A new study conducted by the University of Haifa has found that a female's exposure to distress even before she conceives causes changes in the expression of a gene linked to the stress mechanism in the body. These changes are made in the ovum and later in the brains of the offspring from when they are born.
Earlier studies in Prof. Micah Leshem`s lab suggested that exposing rats to stress before they had even conceived influences the behavior of their offspring. While in this study, the researchers focused on the gene known as CRF-1, which is connected to the body's stress-control system.
The researchers said that to prove this study, they had to research on rats. They also stated that the systemic similarity in many instances between humans and mice raises questions about the trans-generational influences in humans as well. With this study, they have found proof of effects at the genetic level.

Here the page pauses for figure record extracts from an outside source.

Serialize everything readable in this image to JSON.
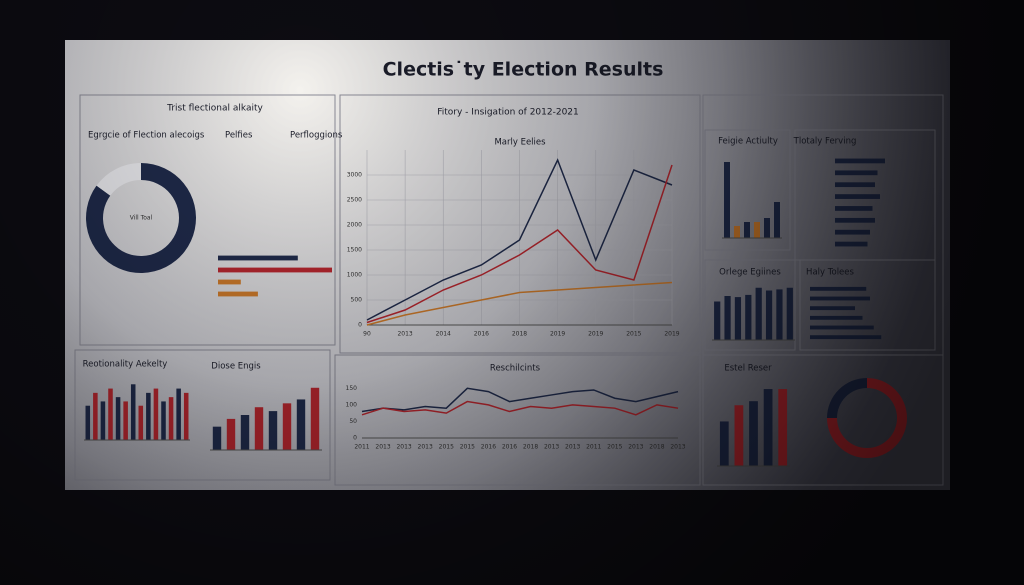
{
  "title": "Clectis˙ty Election Results",
  "panel_headers": [
    "Trist flectional alkaity",
    "Egrgcie of Flection alecoigs",
    "Pelfies",
    "Perfloggions",
    "Fitory - Insigation of 2012-2021"
  ],
  "chart_data": [
    {
      "type": "pie",
      "center_label": "Vill Toal",
      "values": [
        85,
        15
      ],
      "colors": [
        "#1f2a4a",
        "#e8e8ec"
      ]
    },
    {
      "type": "line",
      "title": "Marly Eelies",
      "categories": [
        "90",
        "2013",
        "2014",
        "2016",
        "2018",
        "2019",
        "2019",
        "2015",
        "2019"
      ],
      "ylim": [
        0,
        3500
      ],
      "yticks": [
        0,
        500,
        1000,
        1500,
        2000,
        2500,
        3000
      ],
      "grid": true,
      "series": [
        {
          "name": "Blue",
          "color": "#1f2a4a",
          "values": [
            100,
            500,
            900,
            1200,
            1700,
            3300,
            1300,
            3100,
            2800
          ]
        },
        {
          "name": "Red",
          "color": "#b3262e",
          "values": [
            50,
            300,
            700,
            1000,
            1400,
            1900,
            1100,
            900,
            3200
          ]
        },
        {
          "name": "Orange",
          "color": "#c9782a",
          "values": [
            0,
            200,
            350,
            500,
            650,
            700,
            750,
            800,
            850
          ]
        }
      ]
    },
    {
      "type": "bar",
      "title": "Diose Engis",
      "values": [
        30,
        40,
        45,
        55,
        50,
        60,
        65,
        80
      ],
      "ylim": [
        0,
        90
      ],
      "colors": [
        "#1f2a4a",
        "#b3262e",
        "#1f2a4a",
        "#b3262e",
        "#1f2a4a",
        "#b3262e",
        "#1f2a4a",
        "#b3262e"
      ]
    },
    {
      "type": "bar",
      "title": "Estel Reser",
      "values": [
        55,
        75,
        80,
        95,
        95
      ],
      "ylim": [
        0,
        100
      ],
      "colors": [
        "#1f2a4a",
        "#b3262e",
        "#1f2a4a",
        "#1f2a4a",
        "#b3262e"
      ]
    },
    {
      "type": "bar",
      "title": "Orlege Egiines",
      "values": [
        70,
        80,
        78,
        82,
        95,
        90,
        92,
        95
      ],
      "ylim": [
        0,
        100
      ],
      "colors": [
        "#1f2a4a",
        "#1f2a4a",
        "#1f2a4a",
        "#1f2a4a",
        "#1f2a4a",
        "#1f2a4a",
        "#1f2a4a",
        "#1f2a4a"
      ]
    },
    {
      "type": "bar",
      "title": "Feigie Actiulty",
      "values": [
        95,
        15,
        20,
        20,
        25,
        45
      ],
      "ylim": [
        0,
        100
      ],
      "colors": [
        "#1f2a4a",
        "#c9782a",
        "#1f2a4a",
        "#c9782a",
        "#1f2a4a",
        "#1f2a4a"
      ]
    },
    {
      "type": "line",
      "title": "Reschilcints",
      "categories": [
        "2011",
        "2013",
        "2013",
        "2013",
        "2015",
        "2015",
        "2016",
        "2016",
        "2018",
        "2013",
        "2013",
        "2011",
        "2015",
        "2013",
        "2018",
        "2013"
      ],
      "ylim": [
        0,
        160
      ],
      "yticks": [
        0,
        50,
        100,
        150
      ],
      "grid": false,
      "series": [
        {
          "name": "Blue",
          "color": "#1f2a4a",
          "values": [
            80,
            90,
            85,
            95,
            90,
            150,
            140,
            110,
            120,
            130,
            140,
            145,
            120,
            110,
            125,
            140
          ]
        },
        {
          "name": "Red",
          "color": "#b3262e",
          "values": [
            70,
            90,
            80,
            85,
            75,
            110,
            100,
            80,
            95,
            90,
            100,
            95,
            90,
            70,
            100,
            90
          ]
        }
      ]
    },
    {
      "type": "pie",
      "values": [
        75,
        25
      ],
      "colors": [
        "#b3262e",
        "#1f2a4a"
      ]
    },
    {
      "type": "hbar",
      "title": "Tlotaly Ferving",
      "values": [
        100,
        85,
        80,
        90,
        75,
        80,
        70,
        65
      ],
      "xlim": [
        0,
        100
      ],
      "color": "#1f2a4a"
    },
    {
      "type": "hbar",
      "title": "Haly Tolees",
      "values": [
        75,
        80,
        60,
        70,
        85,
        95
      ],
      "xlim": [
        0,
        100
      ],
      "color": "#1f2a4a"
    },
    {
      "type": "bar",
      "title": "Reotionality Aekelty",
      "values": [
        40,
        55,
        45,
        60,
        50,
        45,
        65,
        40,
        55,
        60,
        45,
        50,
        60,
        55
      ],
      "ylim": [
        0,
        70
      ],
      "colors": [
        "#1f2a4a",
        "#b3262e",
        "#1f2a4a",
        "#b3262e",
        "#1f2a4a",
        "#b3262e",
        "#1f2a4a",
        "#b3262e",
        "#1f2a4a",
        "#b3262e",
        "#1f2a4a",
        "#b3262e",
        "#1f2a4a",
        "#b3262e"
      ]
    },
    {
      "type": "hbar",
      "values": [
        70,
        100,
        20,
        35
      ],
      "xlim": [
        0,
        100
      ],
      "colors": [
        "#1f2a4a",
        "#b3262e",
        "#c9782a",
        "#c9782a"
      ]
    }
  ]
}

To conduct the research, the scientists examined female rats that were 45 days old, which is parallel to human adolescence. Some of the rats were exposed to minor stress for seven days by changing their daily routine and altering the room temperature. These rats were then compared with the other rats that were not exposed to stress at all. The rats were mated and conceived two weeks later.
Researchers found that there was enhanced expression of the CRF-1 gene. While examining the brains of newborn rats immediately after birth, they found that even at the neonatal stage, there was enhanced expression of the CRF-1 gene in the brains of the rats born to mothers who had been exposed to stress.
The researchers said that this study has helped them learning more about intergenerational genetic transfer. The study also refers to the fact that in today's scenario many women are exposed to stress even before they get pregnant, it's important to research the degree to which such phenomenon take place in humans.